Year:  2019        PMID: 31191302      PMCID: PMC6539199          DOI: 10.3389/fphar.2019.00540

Source DB:  PubMed          Journal:  Front Pharmacol        ISSN: 1663-9812            Impact factor:   5.810


Introduction

Dementia is a severe neurodegenerative disorder, affecting 1.5% of the population at the age of 65, and >20% at the age of 85 (Ritchie and Kildea, 1995). The morbidity and mortality of dementia are high. For elderly people aged between 65 and 85 years, the prevalence rate of dementia doubles every 5 years (Fratiglioni et al., 1999). About 24.3 million people worldwide were diagnosed with dementia in 2005 (Ferri et al., 2005). In 2010, 35 million people had dementia worldwide (Brodaty et al., 2011). The population of people with dementia is estimated to be 65 million by 2030 and 113 million by 2050 (Brodaty et al., 2011). The prevalence rate has been rising fast in the rapid-aging society (Prince et al., 2016). The etiology of dementia remains unclear. Its increasing prevalence rate contributes to both a health and social problem, resulting in heavy caregiver burdens and economic impacts to the societies (2012 Alzheimer’s Disease Facts and Figures, 2012). Age and female gender are two major risk factors for Alzheimer’s disease (AD), which is the main cause of dementia; two-thirds of elderly people with AD are women. Even regarding the difference in longevity, studies suggest that women are still at a higher risk (Prince et al., 2016). Precision medicine approaches have advanced our understanding of the development and treatment of AD dementia. However, gender has not yet been adequately addressed by many of these approaches. More attention to gender differences will improve outcomes for people with dementia (Nebel et al., 2018). Previous research on NMDAR function has focused on cognition, particularly learning and memory. The current article focuses on mood or other psychological symptoms rather than memory.

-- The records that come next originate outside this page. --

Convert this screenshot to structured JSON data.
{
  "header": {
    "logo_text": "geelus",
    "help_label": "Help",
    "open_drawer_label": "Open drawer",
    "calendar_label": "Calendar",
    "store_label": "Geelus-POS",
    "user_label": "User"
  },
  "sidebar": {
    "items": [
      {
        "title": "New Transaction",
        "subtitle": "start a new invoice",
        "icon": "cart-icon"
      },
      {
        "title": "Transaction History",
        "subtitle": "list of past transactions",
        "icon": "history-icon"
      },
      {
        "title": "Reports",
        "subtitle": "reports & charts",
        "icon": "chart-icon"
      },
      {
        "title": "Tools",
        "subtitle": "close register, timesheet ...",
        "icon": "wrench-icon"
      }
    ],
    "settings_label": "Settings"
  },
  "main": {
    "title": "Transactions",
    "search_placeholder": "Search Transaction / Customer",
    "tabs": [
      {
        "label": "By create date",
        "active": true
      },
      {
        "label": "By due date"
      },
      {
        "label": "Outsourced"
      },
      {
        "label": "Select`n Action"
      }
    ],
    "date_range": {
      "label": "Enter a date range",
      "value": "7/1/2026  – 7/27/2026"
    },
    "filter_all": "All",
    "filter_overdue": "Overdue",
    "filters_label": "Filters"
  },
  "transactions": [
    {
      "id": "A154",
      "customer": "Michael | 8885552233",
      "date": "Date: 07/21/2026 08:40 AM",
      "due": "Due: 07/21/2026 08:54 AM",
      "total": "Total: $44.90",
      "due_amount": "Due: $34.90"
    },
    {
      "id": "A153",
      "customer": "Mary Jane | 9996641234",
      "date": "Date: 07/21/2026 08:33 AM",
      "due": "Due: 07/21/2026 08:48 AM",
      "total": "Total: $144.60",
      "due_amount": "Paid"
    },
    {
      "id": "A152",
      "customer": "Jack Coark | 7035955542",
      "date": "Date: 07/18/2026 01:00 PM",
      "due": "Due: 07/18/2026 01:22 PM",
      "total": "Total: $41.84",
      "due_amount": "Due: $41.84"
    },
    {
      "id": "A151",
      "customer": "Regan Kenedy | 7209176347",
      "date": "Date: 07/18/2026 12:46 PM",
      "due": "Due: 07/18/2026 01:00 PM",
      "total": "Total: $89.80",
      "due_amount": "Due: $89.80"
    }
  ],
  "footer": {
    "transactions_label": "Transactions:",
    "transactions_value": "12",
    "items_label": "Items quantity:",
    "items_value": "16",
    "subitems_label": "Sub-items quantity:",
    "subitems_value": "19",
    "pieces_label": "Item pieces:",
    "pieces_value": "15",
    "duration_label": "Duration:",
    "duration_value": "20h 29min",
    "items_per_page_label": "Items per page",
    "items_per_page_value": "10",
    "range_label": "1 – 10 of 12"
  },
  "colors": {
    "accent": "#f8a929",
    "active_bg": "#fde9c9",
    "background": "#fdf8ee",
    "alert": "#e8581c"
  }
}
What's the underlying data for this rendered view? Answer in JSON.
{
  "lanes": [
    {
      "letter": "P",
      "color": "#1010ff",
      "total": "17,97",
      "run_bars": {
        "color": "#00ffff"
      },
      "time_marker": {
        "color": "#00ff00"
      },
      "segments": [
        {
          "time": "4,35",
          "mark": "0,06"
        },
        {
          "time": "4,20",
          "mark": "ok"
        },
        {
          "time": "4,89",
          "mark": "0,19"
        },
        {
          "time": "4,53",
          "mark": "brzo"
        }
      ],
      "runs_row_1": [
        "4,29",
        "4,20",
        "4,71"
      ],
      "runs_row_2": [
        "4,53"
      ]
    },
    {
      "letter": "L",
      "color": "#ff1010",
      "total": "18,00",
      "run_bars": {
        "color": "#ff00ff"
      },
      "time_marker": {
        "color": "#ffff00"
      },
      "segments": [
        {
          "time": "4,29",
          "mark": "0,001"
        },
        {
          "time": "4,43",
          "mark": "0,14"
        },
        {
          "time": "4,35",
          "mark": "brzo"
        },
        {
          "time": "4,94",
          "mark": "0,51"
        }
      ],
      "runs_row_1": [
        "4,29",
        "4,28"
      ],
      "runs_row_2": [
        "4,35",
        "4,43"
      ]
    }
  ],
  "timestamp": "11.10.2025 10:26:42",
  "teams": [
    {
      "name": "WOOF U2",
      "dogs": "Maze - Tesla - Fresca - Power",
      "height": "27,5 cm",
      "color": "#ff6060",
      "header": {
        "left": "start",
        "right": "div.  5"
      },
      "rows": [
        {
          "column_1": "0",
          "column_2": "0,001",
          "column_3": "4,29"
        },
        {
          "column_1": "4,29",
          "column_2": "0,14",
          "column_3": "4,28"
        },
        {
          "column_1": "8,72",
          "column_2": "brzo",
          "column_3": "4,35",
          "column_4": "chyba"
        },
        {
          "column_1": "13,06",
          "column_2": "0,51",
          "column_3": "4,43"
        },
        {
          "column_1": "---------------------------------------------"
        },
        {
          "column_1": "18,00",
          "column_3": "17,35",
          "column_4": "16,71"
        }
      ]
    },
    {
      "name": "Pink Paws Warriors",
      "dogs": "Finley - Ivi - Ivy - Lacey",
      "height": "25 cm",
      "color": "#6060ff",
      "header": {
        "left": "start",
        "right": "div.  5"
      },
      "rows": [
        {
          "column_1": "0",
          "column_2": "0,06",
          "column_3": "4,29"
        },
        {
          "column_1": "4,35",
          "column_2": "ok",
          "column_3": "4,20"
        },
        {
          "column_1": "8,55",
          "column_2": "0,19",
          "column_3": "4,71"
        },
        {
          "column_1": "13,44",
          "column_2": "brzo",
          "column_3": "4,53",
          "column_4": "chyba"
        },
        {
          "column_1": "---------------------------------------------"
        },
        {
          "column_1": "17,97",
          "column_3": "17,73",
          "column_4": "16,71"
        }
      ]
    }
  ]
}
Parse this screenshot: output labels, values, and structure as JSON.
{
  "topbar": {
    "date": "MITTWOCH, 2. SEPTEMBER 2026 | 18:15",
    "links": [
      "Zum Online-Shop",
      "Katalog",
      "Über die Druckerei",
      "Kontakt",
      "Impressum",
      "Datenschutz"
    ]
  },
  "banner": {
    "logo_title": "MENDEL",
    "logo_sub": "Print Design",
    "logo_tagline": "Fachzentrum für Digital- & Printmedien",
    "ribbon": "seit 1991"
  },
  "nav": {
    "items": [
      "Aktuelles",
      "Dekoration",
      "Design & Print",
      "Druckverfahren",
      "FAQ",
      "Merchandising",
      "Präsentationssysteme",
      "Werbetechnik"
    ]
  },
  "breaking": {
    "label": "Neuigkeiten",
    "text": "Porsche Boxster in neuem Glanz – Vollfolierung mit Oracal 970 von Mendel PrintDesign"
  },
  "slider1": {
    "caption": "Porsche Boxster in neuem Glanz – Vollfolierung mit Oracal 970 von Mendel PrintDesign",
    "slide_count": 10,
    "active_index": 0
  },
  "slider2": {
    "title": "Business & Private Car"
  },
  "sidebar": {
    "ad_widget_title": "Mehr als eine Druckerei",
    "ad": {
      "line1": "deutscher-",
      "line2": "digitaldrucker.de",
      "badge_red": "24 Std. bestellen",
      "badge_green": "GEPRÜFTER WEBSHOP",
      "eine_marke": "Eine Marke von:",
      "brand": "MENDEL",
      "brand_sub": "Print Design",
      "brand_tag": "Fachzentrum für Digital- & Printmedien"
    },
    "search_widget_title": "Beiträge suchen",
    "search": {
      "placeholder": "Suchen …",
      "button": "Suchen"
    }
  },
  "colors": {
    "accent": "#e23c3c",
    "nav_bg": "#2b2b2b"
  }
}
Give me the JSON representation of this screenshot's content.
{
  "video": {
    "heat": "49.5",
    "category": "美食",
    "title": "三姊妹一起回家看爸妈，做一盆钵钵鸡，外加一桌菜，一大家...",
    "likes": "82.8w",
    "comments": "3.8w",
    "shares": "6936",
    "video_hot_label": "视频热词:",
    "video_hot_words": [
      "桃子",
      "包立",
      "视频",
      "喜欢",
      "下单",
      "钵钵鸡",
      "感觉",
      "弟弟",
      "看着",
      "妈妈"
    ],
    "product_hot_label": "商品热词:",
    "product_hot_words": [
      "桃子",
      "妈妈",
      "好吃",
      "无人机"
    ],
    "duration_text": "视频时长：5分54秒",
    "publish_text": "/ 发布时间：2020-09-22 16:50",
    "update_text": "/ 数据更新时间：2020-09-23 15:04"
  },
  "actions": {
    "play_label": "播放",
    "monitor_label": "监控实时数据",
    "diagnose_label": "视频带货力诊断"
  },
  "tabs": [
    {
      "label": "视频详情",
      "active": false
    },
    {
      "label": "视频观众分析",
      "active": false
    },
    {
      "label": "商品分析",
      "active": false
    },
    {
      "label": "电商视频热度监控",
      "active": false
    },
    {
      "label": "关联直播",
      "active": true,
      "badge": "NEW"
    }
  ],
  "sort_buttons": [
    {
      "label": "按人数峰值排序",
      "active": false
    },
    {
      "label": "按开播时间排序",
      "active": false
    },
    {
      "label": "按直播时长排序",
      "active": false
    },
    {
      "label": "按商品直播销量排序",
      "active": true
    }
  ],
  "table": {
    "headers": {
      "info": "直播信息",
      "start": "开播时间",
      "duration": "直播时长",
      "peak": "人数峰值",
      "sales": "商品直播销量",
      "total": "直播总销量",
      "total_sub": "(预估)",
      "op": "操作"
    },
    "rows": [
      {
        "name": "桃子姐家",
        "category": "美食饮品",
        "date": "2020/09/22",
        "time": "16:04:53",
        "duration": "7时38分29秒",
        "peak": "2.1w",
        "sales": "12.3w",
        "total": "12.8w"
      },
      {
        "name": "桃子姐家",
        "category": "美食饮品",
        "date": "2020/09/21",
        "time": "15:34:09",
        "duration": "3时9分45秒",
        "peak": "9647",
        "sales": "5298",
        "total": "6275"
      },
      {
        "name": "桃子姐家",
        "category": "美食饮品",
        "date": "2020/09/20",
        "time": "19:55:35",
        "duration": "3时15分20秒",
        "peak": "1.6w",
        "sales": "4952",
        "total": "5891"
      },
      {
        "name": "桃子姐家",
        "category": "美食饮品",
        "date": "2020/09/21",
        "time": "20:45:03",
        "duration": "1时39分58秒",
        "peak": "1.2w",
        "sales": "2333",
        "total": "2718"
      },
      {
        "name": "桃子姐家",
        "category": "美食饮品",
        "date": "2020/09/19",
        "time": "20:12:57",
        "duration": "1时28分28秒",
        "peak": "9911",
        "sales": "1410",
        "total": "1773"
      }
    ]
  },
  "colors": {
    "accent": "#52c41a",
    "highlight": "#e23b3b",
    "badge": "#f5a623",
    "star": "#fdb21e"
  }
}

Behavioral and Psychological Symptoms of Dementia is Common and Detrimental in Demented Patients

One of the most troublesome domains of treating dementia is the behavioral and psychological symptoms of dementia (BPSD). The term “BPSD” was first described in late 1980s, and was then defined as “a term used to describe a heterogeneous range of psychological reactions, psychiatric symptoms, and behaviors occurring in people with dementia of any etiology” in the 1996 International Psychogeriatric Association (IPA) consensus conference (Finkel, 2003). BPSD can be classified into four domains: (1) disorders of thought content, including delusions, suspiciousness, etc. (Burns et al., 1990a); (2) disorders of perception, including misidentification syndromes, hallucinations, etc. (Burns et al., 1990b); (3) disorders of mood, including elevated mood, anxiety, depression, etc. (Burns et al., 1990c); and (4) disorders of behavior, including agitation, aggression, wandering, binge-eating, hyperorality, sexual disinhibition, urinary incontinence, etc. (Burns et al., 1990d). BPSD is common among patients with dementia. Sixty-four percent of dementia patients revealed BPSD at initial evaluation (Devanand et al., 1997) and 90% of them had BPSD over the whole dementia course (Steinberg et al., 2008). In Taiwan, the prevalence rate of all types of BPSD in patients with AD is around 20–60%, varying with different symptoms (Fuh, 2006). About 30–60% patients with AD have delusion, 21–26% hallucination, 35–76% anxiety, 22–50% depression, and 26–61% sleep abnormalities (Fuh, 2006). The manifestations of BPSD vary with different types and stages of dementia. Mood symptoms are usually more common while psychotic symptoms are less common in vascular dementia (VaD) (O’Brien, 2003). In Eastern Asia, patients with AD had a high incidence of anxiety/phobia (61.2%) and people with VaD had more paranoid and delusional ideation (71.9%) and affective disturbance (46.9%) (Chiu et al., 2006). Depression is more commonly observed in early stages of dementia while psychosis occurs more often in later stages (Paulsen et al., 2000; Savva et al., 2009). Furthermore, the severity of BPSD is often associated with the stage of dementia (Thompson et al., 2010). It is believed that BPSD without adequate treatment leads to poorer prognosis of dementia (Bourgeois et al., 1996; Shah and Allen, 1999; Brodaty et al., 2003; Huang et al., 2012).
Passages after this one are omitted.